Approximately 7 percent of West Australians delayed or did not see their General Practitioner in 2024-25 specifically due to cost concerns. When seeking a GP for mental health reasons, this figure increased to nearly 10 percent of the population.
The financial barrier is even more pronounced for specialist mental health care. A staggering 23.4 percent of West Australians delayed or did not see a psychologist due to cost, while about 18.7 percent faced the same financial obstacle when trying to access psychiatric care.
Medical Leaders Point to Systemic Failures
Australian Medical Association WA President, Dr Kyle Hoath, attributes the doctor exodus primarily to poor working conditions and toxic workplace culture within the public system. He particularly notes that junior doctors, who have clear professional standards, are refusing to tolerate substandard conditions.
"Conditions are a significant factor; people have simply reached their limit," Dr Hoath stated. "Our junior medical workforce maintains professional standards, and they are no longer willing to accept inadequate working environments."
As a trained psychiatrist, Dr Hoath identifies private health insurers and stagnant Medicare rebates as key drivers behind the cost crisis being passed directly to patients. He explains that when insurers increase pressure on medical practices and business costs rise, practitioners have no choice but to charge higher fees to remain viable.
"Medicare rebates do not keep pace with indexation or Consumer Price Index increases," Dr Hoath emphasized. "We endure lengthy waits for tokenistic reviews that result in minimal adjustments, creating an unsustainable financial model for both practitioners and patients."
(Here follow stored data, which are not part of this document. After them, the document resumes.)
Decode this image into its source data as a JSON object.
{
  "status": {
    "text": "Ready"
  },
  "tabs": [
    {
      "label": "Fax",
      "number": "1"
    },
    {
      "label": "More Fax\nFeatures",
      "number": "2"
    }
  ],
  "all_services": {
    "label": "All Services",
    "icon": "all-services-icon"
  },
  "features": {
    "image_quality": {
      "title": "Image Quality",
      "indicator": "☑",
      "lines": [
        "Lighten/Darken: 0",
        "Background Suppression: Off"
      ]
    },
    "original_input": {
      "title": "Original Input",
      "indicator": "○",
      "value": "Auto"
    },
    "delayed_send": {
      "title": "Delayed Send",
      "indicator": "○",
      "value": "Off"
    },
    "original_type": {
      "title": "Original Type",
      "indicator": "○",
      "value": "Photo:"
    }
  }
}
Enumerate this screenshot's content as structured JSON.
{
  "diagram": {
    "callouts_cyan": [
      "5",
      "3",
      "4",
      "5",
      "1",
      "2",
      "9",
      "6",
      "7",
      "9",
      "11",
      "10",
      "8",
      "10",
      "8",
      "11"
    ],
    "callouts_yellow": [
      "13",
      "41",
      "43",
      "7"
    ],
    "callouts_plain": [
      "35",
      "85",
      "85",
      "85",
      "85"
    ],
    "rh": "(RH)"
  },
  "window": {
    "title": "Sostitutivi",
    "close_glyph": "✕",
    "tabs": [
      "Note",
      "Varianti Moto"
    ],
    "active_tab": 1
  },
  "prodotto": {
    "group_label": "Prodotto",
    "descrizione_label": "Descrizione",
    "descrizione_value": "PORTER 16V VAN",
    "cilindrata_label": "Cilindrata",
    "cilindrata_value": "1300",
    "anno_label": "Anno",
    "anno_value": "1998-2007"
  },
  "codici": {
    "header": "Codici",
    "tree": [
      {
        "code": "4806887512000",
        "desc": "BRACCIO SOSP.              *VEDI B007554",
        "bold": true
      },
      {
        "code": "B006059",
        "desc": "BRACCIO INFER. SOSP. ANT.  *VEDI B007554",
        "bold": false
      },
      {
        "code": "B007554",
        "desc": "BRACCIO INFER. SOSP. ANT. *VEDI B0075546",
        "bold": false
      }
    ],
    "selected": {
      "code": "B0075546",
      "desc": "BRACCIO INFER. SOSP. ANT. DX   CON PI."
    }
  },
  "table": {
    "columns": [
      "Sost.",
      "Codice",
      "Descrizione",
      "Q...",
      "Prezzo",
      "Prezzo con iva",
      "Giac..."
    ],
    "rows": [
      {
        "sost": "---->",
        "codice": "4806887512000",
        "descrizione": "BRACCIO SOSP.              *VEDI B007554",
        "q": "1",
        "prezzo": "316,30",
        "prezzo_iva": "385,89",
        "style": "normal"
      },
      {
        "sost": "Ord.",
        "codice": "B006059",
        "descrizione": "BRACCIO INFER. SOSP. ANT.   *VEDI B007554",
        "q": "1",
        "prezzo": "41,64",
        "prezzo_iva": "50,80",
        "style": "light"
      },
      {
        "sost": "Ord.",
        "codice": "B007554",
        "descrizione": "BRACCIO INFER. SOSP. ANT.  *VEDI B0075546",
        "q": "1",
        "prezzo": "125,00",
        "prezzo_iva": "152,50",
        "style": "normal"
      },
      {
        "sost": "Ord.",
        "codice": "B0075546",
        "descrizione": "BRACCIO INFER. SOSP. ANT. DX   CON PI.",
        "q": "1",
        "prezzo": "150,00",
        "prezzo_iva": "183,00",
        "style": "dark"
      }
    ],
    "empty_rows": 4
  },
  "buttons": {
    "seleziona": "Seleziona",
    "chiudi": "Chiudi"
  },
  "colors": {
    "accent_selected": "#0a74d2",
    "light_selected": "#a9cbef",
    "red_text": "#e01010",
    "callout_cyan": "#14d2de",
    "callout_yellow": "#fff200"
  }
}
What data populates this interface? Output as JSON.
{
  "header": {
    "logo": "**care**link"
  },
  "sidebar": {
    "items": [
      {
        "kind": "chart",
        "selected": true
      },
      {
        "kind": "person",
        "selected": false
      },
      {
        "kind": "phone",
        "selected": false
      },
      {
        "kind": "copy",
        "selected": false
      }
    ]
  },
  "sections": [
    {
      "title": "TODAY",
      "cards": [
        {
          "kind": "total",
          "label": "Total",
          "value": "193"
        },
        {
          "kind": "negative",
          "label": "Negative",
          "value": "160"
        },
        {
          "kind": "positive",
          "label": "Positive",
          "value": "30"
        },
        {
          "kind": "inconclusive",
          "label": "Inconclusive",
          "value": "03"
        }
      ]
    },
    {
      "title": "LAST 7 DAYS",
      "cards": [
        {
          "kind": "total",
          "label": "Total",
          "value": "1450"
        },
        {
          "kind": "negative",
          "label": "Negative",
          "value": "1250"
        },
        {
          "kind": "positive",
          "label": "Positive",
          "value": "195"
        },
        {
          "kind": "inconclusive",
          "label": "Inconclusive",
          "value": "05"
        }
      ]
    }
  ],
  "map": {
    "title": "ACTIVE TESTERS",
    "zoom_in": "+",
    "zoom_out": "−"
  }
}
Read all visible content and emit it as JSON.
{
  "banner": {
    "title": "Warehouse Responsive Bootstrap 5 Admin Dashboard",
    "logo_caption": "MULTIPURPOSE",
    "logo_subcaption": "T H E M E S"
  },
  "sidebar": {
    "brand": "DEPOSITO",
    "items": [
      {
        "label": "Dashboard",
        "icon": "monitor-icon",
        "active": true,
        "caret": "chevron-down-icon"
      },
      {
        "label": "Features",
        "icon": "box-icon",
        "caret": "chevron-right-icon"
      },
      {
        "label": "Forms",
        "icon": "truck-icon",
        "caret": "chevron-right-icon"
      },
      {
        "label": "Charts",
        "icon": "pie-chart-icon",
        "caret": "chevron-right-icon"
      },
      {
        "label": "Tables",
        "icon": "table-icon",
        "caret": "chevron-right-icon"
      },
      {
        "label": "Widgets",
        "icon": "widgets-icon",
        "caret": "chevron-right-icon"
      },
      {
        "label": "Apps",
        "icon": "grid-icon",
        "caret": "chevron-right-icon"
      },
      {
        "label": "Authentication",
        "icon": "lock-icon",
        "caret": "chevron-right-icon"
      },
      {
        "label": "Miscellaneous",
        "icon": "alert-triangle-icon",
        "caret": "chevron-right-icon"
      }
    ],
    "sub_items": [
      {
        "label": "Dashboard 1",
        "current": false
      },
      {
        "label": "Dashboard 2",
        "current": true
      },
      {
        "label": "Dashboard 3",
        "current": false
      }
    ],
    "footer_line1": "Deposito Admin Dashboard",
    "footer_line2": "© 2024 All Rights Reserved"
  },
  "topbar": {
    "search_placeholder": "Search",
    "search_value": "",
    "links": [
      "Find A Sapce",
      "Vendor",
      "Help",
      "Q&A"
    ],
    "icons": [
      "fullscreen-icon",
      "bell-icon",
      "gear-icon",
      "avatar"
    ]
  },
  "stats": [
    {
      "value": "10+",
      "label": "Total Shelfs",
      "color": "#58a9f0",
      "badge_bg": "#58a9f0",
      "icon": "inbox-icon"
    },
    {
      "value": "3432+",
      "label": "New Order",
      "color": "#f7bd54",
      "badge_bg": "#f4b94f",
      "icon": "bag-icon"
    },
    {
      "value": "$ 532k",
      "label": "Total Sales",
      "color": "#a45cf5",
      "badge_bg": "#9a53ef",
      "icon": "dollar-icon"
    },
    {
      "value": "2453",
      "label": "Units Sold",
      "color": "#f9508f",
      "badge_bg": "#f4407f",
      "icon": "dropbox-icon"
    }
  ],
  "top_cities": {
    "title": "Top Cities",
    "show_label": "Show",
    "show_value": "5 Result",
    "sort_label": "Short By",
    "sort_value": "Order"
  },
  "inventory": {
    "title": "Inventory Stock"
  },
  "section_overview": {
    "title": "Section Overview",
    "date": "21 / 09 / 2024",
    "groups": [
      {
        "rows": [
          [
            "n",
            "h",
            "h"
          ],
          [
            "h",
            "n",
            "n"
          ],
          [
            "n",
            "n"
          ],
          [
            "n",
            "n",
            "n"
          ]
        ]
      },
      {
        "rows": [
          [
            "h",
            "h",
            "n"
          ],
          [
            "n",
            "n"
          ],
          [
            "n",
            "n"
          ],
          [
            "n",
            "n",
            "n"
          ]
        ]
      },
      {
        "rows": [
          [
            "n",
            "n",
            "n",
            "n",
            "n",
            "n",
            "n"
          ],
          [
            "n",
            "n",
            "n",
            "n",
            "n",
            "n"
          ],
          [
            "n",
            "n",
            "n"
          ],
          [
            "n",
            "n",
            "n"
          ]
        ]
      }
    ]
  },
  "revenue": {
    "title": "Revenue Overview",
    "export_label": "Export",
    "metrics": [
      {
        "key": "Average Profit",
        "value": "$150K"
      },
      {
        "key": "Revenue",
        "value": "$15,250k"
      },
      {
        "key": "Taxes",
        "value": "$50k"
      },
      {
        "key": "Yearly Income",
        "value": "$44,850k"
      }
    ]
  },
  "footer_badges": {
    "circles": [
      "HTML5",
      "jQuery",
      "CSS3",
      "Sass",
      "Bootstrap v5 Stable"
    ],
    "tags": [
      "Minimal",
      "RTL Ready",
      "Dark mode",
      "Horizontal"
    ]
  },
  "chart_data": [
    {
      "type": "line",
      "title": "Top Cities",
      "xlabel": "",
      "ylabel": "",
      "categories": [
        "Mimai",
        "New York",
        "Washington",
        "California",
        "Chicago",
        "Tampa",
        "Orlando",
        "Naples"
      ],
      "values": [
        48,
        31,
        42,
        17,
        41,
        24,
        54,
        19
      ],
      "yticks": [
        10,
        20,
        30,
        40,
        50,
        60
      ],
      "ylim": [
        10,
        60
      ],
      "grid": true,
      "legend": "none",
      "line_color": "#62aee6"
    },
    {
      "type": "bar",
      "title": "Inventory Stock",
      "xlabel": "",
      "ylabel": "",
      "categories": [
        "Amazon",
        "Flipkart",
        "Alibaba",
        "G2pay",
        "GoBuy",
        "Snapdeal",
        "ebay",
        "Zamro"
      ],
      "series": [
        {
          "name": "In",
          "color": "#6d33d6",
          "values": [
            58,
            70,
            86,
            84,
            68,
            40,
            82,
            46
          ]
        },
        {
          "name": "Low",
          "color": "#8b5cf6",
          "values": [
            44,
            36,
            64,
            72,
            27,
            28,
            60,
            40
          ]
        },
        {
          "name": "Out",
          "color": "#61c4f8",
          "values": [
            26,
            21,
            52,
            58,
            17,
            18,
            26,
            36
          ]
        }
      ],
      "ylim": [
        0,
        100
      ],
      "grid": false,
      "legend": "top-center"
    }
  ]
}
Calls for Genuine Medicare Reform and Political Leadership
Dr Hoath argues that the fundamental issue is a "lack of real, meaningful reform of Medicare" that will inevitably continue to drive patient costs upward. He suggests that political decisions are too often made based on electoral calculations rather than societal benefit.
"Political decisions frequently prioritize what is advantageous for votes rather than what is genuinely best for society," he observed. "These priorities sometimes align, but often they do not. The current government possesses substantial power; we need bipartisan agreement on substantive reform. Demonstrate genuine leadership and clarify your actual principles regarding healthcare."
The convergence of record doctor attrition, critical emergency department delays, and prohibitive healthcare costs creates a perfect storm for Western Australia's public health system. Without significant intervention and structural reform, patient outcomes are likely to deteriorate further, placing unprecedented strain on both healthcare professionals and the West Australian community they serve.